Prospect, which represents tens of thousands of civil servants, including members in technical, managerial and scientific roles, has halted a strike pencilled in for next month in its dispute over pay and conditions.
FDA, which represents senior civil servants, has suspended a ballot of its members that was due to start next Tuesday.
Both unions reported that the government had extended new invitations for talks in separate announcements on Friday.
A third union representing civil servants, the Public and Commercial Services Union, told the Financial Times it was also “hoping to have meaningful talks next week” with the government.
PCS staged its third national walkout in April over pay, pensions and jobs. It has recently renewed its six-month mandate for further action but does not have any nationwide strikes planned.
On Friday, however, the union announced strike dates for driver and vehicle licensing agency workers in Swansea, involving 15 consecutive days of industrial action starting on June 11.
It comes after unions expressed anger when previous talks resulted in an average pay offer of about 4.5 per cent, substantially lower than for other public sector workers. The UK has faced six months of widespread strikes as workers objected to real-terms pay cuts in an era of soaring inflation.
Commenting on Prospect’s decision to suspend its walkout on June 7, Mike Clancy, its general secretary, said: “We have agreed to pause our planned strike action because the government have communicated their willingness to engage in meaningful talks.
“Throughout this dispute, we have made clear that our members should not be treated worse than other workers in the public sector and that they deserve a pay deal that recognises the cost of living crisis that began last year.”

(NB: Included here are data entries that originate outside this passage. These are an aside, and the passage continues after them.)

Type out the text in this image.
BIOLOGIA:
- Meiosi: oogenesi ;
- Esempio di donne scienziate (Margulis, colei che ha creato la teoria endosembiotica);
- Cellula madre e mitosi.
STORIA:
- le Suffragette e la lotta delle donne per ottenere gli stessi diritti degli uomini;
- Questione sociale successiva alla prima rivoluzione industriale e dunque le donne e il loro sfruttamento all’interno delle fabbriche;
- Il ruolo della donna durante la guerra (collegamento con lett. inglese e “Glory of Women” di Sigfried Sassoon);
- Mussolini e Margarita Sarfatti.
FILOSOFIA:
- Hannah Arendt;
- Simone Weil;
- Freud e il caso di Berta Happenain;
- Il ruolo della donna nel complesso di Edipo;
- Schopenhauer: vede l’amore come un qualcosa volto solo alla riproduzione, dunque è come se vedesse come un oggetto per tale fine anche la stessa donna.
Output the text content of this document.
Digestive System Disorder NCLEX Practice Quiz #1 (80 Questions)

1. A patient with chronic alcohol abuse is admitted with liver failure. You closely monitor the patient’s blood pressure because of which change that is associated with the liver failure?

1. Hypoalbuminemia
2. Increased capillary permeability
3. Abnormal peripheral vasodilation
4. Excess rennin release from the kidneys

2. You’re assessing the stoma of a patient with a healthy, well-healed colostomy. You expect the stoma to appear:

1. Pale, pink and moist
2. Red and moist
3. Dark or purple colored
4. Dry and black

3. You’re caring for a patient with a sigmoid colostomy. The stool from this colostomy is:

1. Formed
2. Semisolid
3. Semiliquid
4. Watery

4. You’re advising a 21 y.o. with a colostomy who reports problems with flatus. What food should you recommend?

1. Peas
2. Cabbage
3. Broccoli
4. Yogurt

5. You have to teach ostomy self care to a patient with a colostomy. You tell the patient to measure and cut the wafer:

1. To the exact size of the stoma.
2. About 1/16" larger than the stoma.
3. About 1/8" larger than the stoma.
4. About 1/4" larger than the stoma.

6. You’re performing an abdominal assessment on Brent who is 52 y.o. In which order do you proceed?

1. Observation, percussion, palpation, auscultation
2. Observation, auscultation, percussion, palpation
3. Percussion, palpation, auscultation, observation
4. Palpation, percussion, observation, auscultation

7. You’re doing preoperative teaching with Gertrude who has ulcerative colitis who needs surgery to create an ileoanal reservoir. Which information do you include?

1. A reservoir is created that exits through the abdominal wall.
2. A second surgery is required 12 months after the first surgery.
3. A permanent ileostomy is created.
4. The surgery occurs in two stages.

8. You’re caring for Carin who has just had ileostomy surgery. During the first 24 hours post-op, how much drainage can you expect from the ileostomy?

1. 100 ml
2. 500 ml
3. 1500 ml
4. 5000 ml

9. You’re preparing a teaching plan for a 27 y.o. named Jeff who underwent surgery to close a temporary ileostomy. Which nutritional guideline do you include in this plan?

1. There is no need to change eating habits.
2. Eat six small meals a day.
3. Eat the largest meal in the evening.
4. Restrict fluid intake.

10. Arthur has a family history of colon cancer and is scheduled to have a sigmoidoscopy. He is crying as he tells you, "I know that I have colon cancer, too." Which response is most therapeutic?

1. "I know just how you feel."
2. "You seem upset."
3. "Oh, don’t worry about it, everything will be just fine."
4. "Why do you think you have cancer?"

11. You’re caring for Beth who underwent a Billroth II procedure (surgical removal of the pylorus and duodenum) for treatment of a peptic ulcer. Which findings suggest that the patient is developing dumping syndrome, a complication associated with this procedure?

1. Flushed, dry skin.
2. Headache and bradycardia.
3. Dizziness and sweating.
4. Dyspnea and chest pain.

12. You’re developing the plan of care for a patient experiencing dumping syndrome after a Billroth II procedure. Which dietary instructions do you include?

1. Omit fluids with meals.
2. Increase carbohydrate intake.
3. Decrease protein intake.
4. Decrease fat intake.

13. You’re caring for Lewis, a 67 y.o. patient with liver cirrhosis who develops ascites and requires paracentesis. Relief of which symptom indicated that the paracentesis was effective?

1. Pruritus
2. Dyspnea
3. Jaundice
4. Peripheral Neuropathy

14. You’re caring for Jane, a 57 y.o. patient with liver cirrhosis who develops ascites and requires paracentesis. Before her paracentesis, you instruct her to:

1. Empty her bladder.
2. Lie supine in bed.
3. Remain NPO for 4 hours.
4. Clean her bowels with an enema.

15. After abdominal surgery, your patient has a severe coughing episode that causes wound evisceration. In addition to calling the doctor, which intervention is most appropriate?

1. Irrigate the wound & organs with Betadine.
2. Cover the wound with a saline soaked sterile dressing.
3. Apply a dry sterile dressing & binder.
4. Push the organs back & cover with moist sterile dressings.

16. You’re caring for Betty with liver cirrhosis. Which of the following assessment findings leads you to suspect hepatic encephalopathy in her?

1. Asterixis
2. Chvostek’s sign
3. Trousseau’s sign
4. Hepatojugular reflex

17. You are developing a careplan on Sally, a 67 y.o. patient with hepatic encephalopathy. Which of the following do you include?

He said Prospect had called off the strike in order to enter the talks “in good faith”, but warned: “We will maintain our action short of a strike and review that position in light of the talks that are promised.”
The FDA, meanwhile, reversed a decision to ballot for national industrial action over pay, which would have been the union’s first such ballot in 40 years.
Dave Penman, FDA general secretary, said the threat of industrial action had been “intended to send a clear message” that the government “had failed to demonstrate that they valued the civil service equally with the rest of the public sector”.
He said the invitation to talks “may indicate that the government intends to change its approach to pay for this year”, but added: “If it does not, then the union stands ready to proceed with the ballot for industrial action that we have prepared for.”
The Cabinet Office said the government has “maintained an open dialogue with unions”, adding: “We have met with the respective unions to understand what role Cabinet Office may play in resolving their concerns and avoiding industrial action wherever possible.”